Food terrorism has long loomed as an existential threat, but except for a couple of notable cases, it has seldom played out in real life. In 1984, 751 people were sickened in the Rajneeshee bioterror attack, in which cultists following a man named Osho deliberately contaminated ten salad bars with salmonella. Just over a decade earlier, two college students were arrested for plotting to poison Chicago's water supply with typhoid. In both cases, no one died.
In New Zealand, however, a new plot has emerged. And in what may be a first for bioterrorism, a person or group is threatening to poison people with the very same agricultural chemical they want outlawed.
Federated Farmers (FF), a farmers advocacy group, and Fonterra, a dairy cooperative that is responsible for nearly a third of the world's dairy exports, have both confirmed receipt of letters threatening to contaminate their milk products.
According to the BBC, the author of the letters demanded that unless New Zealand halt its use of a controversial pesticide by the end of March, he or she would poison the country's infant formula supply with that same pesticide.

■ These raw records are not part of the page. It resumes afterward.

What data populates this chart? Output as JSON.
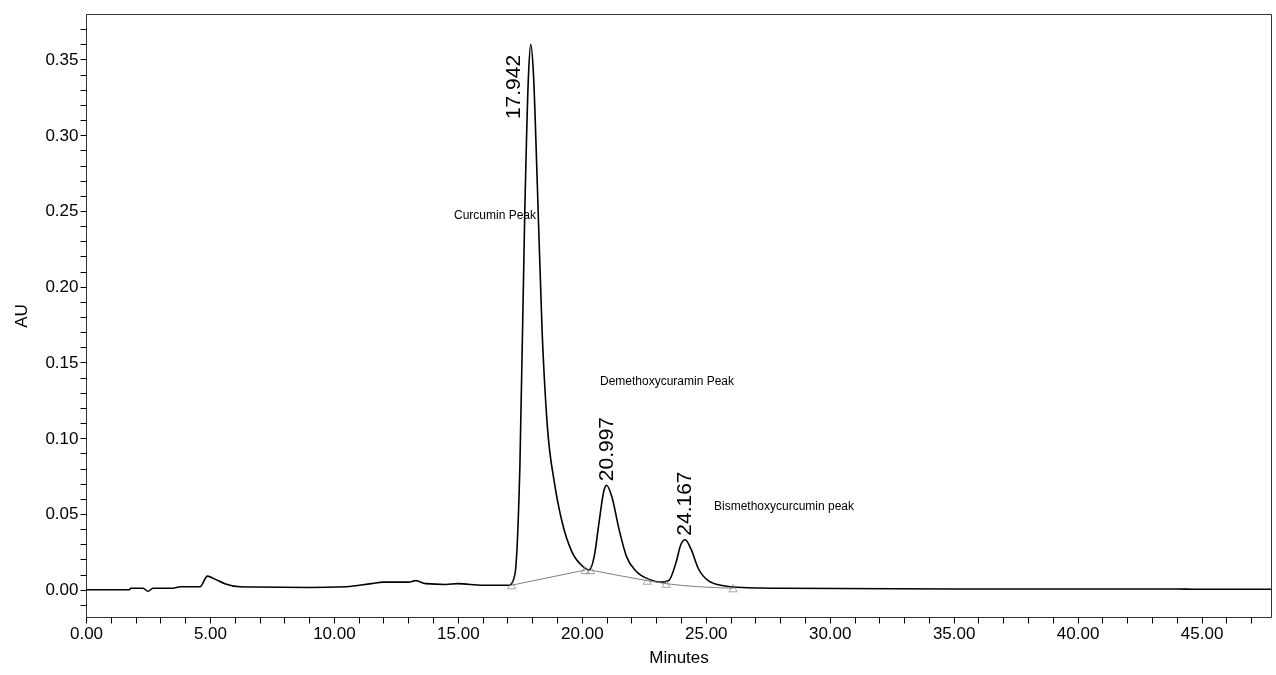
{
  "chart_data": {
    "type": "line",
    "xlabel": "Minutes",
    "ylabel": "AU",
    "xlim": [
      0,
      47.8
    ],
    "ylim": [
      -0.018,
      0.38
    ],
    "xticks": [
      {
        "value": 0,
        "label": "0.00"
      },
      {
        "value": 1,
        "label": null
      },
      {
        "value": 2,
        "label": null
      },
      {
        "value": 3,
        "label": null
      },
      {
        "value": 4,
        "label": null
      },
      {
        "value": 5,
        "label": "5.00"
      },
      {
        "value": 6,
        "label": null
      },
      {
        "value": 7,
        "label": null
      },
      {
        "value": 8,
        "label": null
      },
      {
        "value": 9,
        "label": null
      },
      {
        "value": 10,
        "label": "10.00"
      },
      {
        "value": 11,
        "label": null
      },
      {
        "value": 12,
        "label": null
      },
      {
        "value": 13,
        "label": null
      },
      {
        "value": 14,
        "label": null
      },
      {
        "value": 15,
        "label": "15.00"
      },
      {
        "value": 16,
        "label": null
      },
      {
        "value": 17,
        "label": null
      },
      {
        "value": 18,
        "label": null
      },
      {
        "value": 19,
        "label": null
      },
      {
        "value": 20,
        "label": "20.00"
      },
      {
        "value": 21,
        "label": null
      },
      {
        "value": 22,
        "label": null
      },
      {
        "value": 23,
        "label": null
      },
      {
        "value": 24,
        "label": null
      },
      {
        "value": 25,
        "label": "25.00"
      },
      {
        "value": 26,
        "label": null
      },
      {
        "value": 27,
        "label": null
      },
      {
        "value": 28,
        "label": null
      },
      {
        "value": 29,
        "label": null
      },
      {
        "value": 30,
        "label": "30.00"
      },
      {
        "value": 31,
        "label": null
      },
      {
        "value": 32,
        "label": null
      },
      {
        "value": 33,
        "label": null
      },
      {
        "value": 34,
        "label": null
      },
      {
        "value": 35,
        "label": "35.00"
      },
      {
        "value": 36,
        "label": null
      },
      {
        "value": 37,
        "label": null
      },
      {
        "value": 38,
        "label": null
      },
      {
        "value": 39,
        "label": null
      },
      {
        "value": 40,
        "label": "40.00"
      },
      {
        "value": 41,
        "label": null
      },
      {
        "value": 42,
        "label": null
      },
      {
        "value": 43,
        "label": null
      },
      {
        "value": 44,
        "label": null
      },
      {
        "value": 45,
        "label": "45.00"
      },
      {
        "value": 46,
        "label": null
      },
      {
        "value": 47,
        "label": null
      }
    ],
    "yticks": [
      {
        "value": -0.01,
        "label": null
      },
      {
        "value": 0,
        "label": "0.00"
      },
      {
        "value": 0.01,
        "label": null
      },
      {
        "value": 0.02,
        "label": null
      },
      {
        "value": 0.03,
        "label": null
      },
      {
        "value": 0.04,
        "label": null
      },
      {
        "value": 0.05,
        "label": "0.05"
      },
      {
        "value": 0.06,
        "label": null
      },
      {
        "value": 0.07,
        "label": null
      },
      {
        "value": 0.08,
        "label": null
      },
      {
        "value": 0.09,
        "label": null
      },
      {
        "value": 0.1,
        "label": "0.10"
      },
      {
        "value": 0.11,
        "label": null
      },
      {
        "value": 0.12,
        "label": null
      },
      {
        "value": 0.13,
        "label": null
      },
      {
        "value": 0.14,
        "label": null
      },
      {
        "value": 0.15,
        "label": "0.15"
      },
      {
        "value": 0.16,
        "label": null
      },
      {
        "value": 0.17,
        "label": null
      },
      {
        "value": 0.18,
        "label": null
      },
      {
        "value": 0.19,
        "label": null
      },
      {
        "value": 0.2,
        "label": "0.20"
      },
      {
        "value": 0.21,
        "label": null
      },
      {
        "value": 0.22,
        "label": null
      },
      {
        "value": 0.23,
        "label": null
      },
      {
        "value": 0.24,
        "label": null
      },
      {
        "value": 0.25,
        "label": "0.25"
      },
      {
        "value": 0.26,
        "label": null
      },
      {
        "value": 0.27,
        "label": null
      },
      {
        "value": 0.28,
        "label": null
      },
      {
        "value": 0.29,
        "label": null
      },
      {
        "value": 0.3,
        "label": "0.30"
      },
      {
        "value": 0.31,
        "label": null
      },
      {
        "value": 0.32,
        "label": null
      },
      {
        "value": 0.33,
        "label": null
      },
      {
        "value": 0.34,
        "label": null
      },
      {
        "value": 0.35,
        "label": "0.35"
      },
      {
        "value": 0.36,
        "label": null
      },
      {
        "value": 0.37,
        "label": null
      }
    ],
    "grid": false,
    "series": [
      {
        "color": "#000000",
        "x": [
          0,
          1.75,
          1.8,
          2.3,
          2.5,
          2.7,
          3.5,
          3.8,
          4.4,
          4.6,
          4.9,
          5.2,
          5.6,
          6.2,
          9,
          10.5,
          11.5,
          12,
          13,
          13.3,
          13.7,
          14.5,
          15,
          16,
          17.1,
          17.3,
          17.5,
          17.7,
          17.85,
          17.94,
          18.05,
          18.2,
          18.4,
          18.6,
          18.9,
          19.2,
          19.6,
          20.0,
          20.3,
          20.5,
          20.7,
          20.9,
          21.0,
          21.2,
          21.5,
          21.8,
          22.2,
          22.7,
          23.2,
          23.5,
          23.8,
          24.0,
          24.17,
          24.4,
          24.7,
          25.1,
          25.6,
          26.5,
          28,
          35,
          44,
          44.7,
          47.8
        ],
        "values": [
          0,
          0,
          0.001,
          0.001,
          -0.001,
          0.001,
          0.001,
          0.002,
          0.002,
          0.002,
          0.009,
          0.007,
          0.004,
          0.002,
          0.0015,
          0.002,
          0.004,
          0.005,
          0.005,
          0.006,
          0.004,
          0.0035,
          0.004,
          0.003,
          0.003,
          0.01,
          0.08,
          0.25,
          0.34,
          0.36,
          0.34,
          0.27,
          0.17,
          0.11,
          0.07,
          0.045,
          0.025,
          0.016,
          0.013,
          0.022,
          0.045,
          0.066,
          0.069,
          0.062,
          0.04,
          0.022,
          0.012,
          0.007,
          0.005,
          0.006,
          0.018,
          0.03,
          0.033,
          0.027,
          0.014,
          0.006,
          0.003,
          0.0015,
          0.001,
          0.0005,
          0.0005,
          0.0003,
          0.0003
        ]
      },
      {
        "type": "line",
        "marker": "triangle",
        "color": "#808080",
        "x": [
          17.17,
          20.14,
          20.25,
          20.35,
          22.64,
          23.4,
          26.1
        ],
        "values": [
          0.003,
          0.013,
          null,
          0.013,
          0.006,
          0.004,
          0.001
        ]
      }
    ],
    "annotations": [
      {
        "text": "17.942",
        "x": 17.942,
        "y": 0.308
      },
      {
        "text": "20.997",
        "x": 20.997,
        "y": 0.069
      },
      {
        "text": "24.167",
        "x": 24.167,
        "y": 0.033
      },
      "Curcumin Peak",
      "Demethoxycuramin Peak",
      "Bismethoxycurcumin peak"
    ]
  }
}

It is unknown whether the letters were written by an individual or on behalf of a group.
FF noted that the anonymous letter, which it received back in November, was addressed to the company's CEO and included a plastic bag full of powder. The package contained milk powder that tested positive for the pesticide.
The chemical in question is sodium fluoroacetate, also known as pesticide 1080. New Zealand is the largest user of 1080, which it employs to repel non-native mammals, including possums, rats, weasels, and rabbits. FF argues that 1080 is not only safe but necessary in halting the spread of bovine tuberculosis, which can be carried by possums, among dairy cattle.
Critics of 1080 say that the chemical is highly lethal to mammals, and is often responsible for deaths of "non-target" animals. A study by New Zealand's National Poisons Centre in 2008 found that at least 65 dogs are inadvertently poisoned by 1080 each year.
And the pesticide is, in fact, dangerous to humans in certain quantities. A 1995 report from the Patuxent Wildlife Research Center in Maryland noted, "The widespread use of 1080 in pest control has caused accidental deaths of livestock, wildlife, pets (cats and dogs), and humans … and several suicides in Asia from drinking 1080 rat poison solutions."
The Patuxent report concluded that 1080 is "highly poisonous to all tested mammals and to humans" and that "it has been impossible to resuscitate any animal or human during the final stages of 1080 poisoning."
But Dr. William Rolleston, president of FF, said in a statement that 1080 use "has had minimal impact on non-target species."
Rolleston added that New Zealand's Ministry for Primary Industries (MPI) has "implemented a comprehensive 1080 testing regime in dairy processing plants which should allay consumer concerns."
According to the New Zealand Herald, Prime Minister John Key said that the country's formula is still safe to consume, but that Fonterra and FF decided to go public with the threats due to increased media scrutiny. Key said that that there was "a low likelihood of the threat being carried out."
"I want to reassure parents that every step possible has been taken to respond to the threat, to ensure the ongoing safety of our food products," Key said at a press conference at Parliament Tuesday.
MPI minister Nathan Guy added that 40,000 tests have been carried out on infant formula and milk products since the November threat, and none have found any trace of 1080.